I like a nice error reporting in the form of a "form" using SilverlightFX grab the source http://github.com/NikhilK/silverlightfx/tree/master , check it out very cool framework otherwise basically would be just a summary of the error, the ability to send it via upload that emails to support and an "oops we goofed" title :) I handle all unhandled expetions in this way, there is also a nice article on handling the errors by type using a dictionary
http://www.netfxharmonics.com/2009/04/Exception-Handlers-for-Silverlight-20 also a favorite of mine
. Hope this helps
I recommend you change how you're instantiating the Silverlight control. Instead of using the object tag, you can call Silverlight.CreateObjectEx() in the Silverlight.js file. This is probably a little more natural for your scenario. If it fails, you can call it again which is simpler than trying to reload object tags. Ex:
Silverlight.createObjectEx(
{
source: '/../VideoPlayer.xap',
parentElement: document.getElementById('movieplayerDiv'),
id: 'VideoPlayer',
properties: {
width: '100%',
height: '100%',
background: '#FFd9e3d7',
inplaceInstallPrompt: false,
isWindowless: 'false',
version: '2.0'
},
events: {
onError: onSLError,
onLoad: onSLLoad
},
initParams: "...",
context: null
});
function onSLLoad(sender, args) {
}
function onSLError(sender, args) {
// alert('error');
}
Other thoughts:
If your javascript error handler fires, the instantiation has failed. Silverlight will not suddenly come back to life by itself. Instead, call CreateObjectEx to give it another shot ;)

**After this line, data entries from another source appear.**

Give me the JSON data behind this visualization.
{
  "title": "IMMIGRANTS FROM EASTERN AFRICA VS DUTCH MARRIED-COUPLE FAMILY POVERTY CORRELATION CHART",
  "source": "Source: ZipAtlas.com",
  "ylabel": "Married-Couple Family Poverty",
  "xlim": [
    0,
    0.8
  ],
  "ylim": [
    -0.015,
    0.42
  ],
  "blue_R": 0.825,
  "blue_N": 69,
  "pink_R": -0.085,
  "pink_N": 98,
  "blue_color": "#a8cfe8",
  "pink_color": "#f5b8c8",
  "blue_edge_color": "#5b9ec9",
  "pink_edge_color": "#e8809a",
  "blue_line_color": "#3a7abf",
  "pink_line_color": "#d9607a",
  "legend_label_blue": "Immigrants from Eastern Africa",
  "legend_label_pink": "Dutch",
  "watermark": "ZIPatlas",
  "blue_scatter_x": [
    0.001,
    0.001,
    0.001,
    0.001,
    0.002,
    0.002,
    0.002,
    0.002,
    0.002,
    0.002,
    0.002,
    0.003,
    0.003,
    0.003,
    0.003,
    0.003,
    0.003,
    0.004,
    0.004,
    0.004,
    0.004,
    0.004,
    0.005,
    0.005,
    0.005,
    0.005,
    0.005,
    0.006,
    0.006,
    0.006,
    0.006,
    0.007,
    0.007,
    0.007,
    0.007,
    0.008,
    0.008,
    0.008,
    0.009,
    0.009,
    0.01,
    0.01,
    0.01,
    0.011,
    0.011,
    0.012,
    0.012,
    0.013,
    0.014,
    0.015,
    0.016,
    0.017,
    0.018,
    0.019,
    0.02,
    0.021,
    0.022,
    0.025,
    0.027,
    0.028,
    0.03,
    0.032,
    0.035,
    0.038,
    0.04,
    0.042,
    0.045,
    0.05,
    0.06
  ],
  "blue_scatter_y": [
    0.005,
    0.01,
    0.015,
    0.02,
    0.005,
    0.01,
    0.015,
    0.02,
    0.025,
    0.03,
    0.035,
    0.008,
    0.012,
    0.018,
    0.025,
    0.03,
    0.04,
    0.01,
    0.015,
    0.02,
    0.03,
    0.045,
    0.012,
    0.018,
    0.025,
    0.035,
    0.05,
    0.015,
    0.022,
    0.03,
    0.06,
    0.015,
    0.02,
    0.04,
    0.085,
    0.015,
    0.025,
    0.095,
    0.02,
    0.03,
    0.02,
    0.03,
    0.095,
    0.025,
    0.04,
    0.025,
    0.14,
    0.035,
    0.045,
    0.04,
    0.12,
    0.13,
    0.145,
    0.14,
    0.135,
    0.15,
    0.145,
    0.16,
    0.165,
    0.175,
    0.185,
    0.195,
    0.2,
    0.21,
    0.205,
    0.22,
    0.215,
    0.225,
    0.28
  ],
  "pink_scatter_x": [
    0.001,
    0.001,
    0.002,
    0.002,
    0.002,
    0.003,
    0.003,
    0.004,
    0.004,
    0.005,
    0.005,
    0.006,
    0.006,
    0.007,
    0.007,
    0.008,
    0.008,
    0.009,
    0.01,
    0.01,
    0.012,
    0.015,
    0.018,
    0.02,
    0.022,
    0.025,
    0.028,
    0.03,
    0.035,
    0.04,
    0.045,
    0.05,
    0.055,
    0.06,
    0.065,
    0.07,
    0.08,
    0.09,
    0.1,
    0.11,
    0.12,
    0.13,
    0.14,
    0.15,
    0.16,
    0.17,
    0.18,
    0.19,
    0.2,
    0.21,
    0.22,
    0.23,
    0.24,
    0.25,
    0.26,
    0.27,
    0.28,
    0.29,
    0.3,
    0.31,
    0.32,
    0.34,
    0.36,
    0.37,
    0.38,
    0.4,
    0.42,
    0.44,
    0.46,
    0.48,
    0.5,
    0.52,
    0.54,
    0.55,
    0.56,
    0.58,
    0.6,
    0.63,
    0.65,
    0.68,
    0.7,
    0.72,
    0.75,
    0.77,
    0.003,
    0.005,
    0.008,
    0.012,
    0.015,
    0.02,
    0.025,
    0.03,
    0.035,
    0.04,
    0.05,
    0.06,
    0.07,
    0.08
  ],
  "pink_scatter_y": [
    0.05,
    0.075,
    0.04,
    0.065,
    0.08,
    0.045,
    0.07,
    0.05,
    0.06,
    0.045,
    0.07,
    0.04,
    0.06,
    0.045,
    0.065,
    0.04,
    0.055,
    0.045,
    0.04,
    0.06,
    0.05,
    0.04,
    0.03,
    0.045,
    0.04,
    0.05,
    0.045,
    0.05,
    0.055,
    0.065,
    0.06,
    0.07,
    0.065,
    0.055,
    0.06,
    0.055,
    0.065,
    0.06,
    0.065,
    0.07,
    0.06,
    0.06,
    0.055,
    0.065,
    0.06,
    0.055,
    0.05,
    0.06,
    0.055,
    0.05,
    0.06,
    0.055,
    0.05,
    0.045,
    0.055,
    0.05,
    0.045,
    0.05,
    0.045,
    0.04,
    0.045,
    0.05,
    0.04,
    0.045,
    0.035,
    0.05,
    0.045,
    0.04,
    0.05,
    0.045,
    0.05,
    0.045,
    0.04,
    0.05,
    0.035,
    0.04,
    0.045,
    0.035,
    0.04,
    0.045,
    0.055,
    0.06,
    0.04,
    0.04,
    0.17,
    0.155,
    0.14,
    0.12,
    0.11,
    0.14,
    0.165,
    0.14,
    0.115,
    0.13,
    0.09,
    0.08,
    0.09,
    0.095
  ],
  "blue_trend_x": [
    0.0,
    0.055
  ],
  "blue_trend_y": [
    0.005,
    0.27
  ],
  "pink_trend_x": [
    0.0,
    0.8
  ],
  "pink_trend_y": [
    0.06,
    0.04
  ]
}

There are 2 kinds of terminal errors in Silverlight. 1) Managed errors (hit the managed Application_UnhandledException method). Note that some errors may not even get to this point. If the managed infrastructure can't be loaded for some reason (out of memory error maybe...), you won't get this kind of error. Still, if you can get it, you can use a web service (or the CLOG project) to communicate it back to the server. 2) Javascript errors. These are what you're getting right now. I recommend bouncing these back to your server with JQuery (or Javascript library of preference). Something like:
$.post(this.href, { func: "countVote" },
function(data) {...}
How you handle this on the server, of course, is dependent on what your server stack looks like. It's super easy in MVC, btw.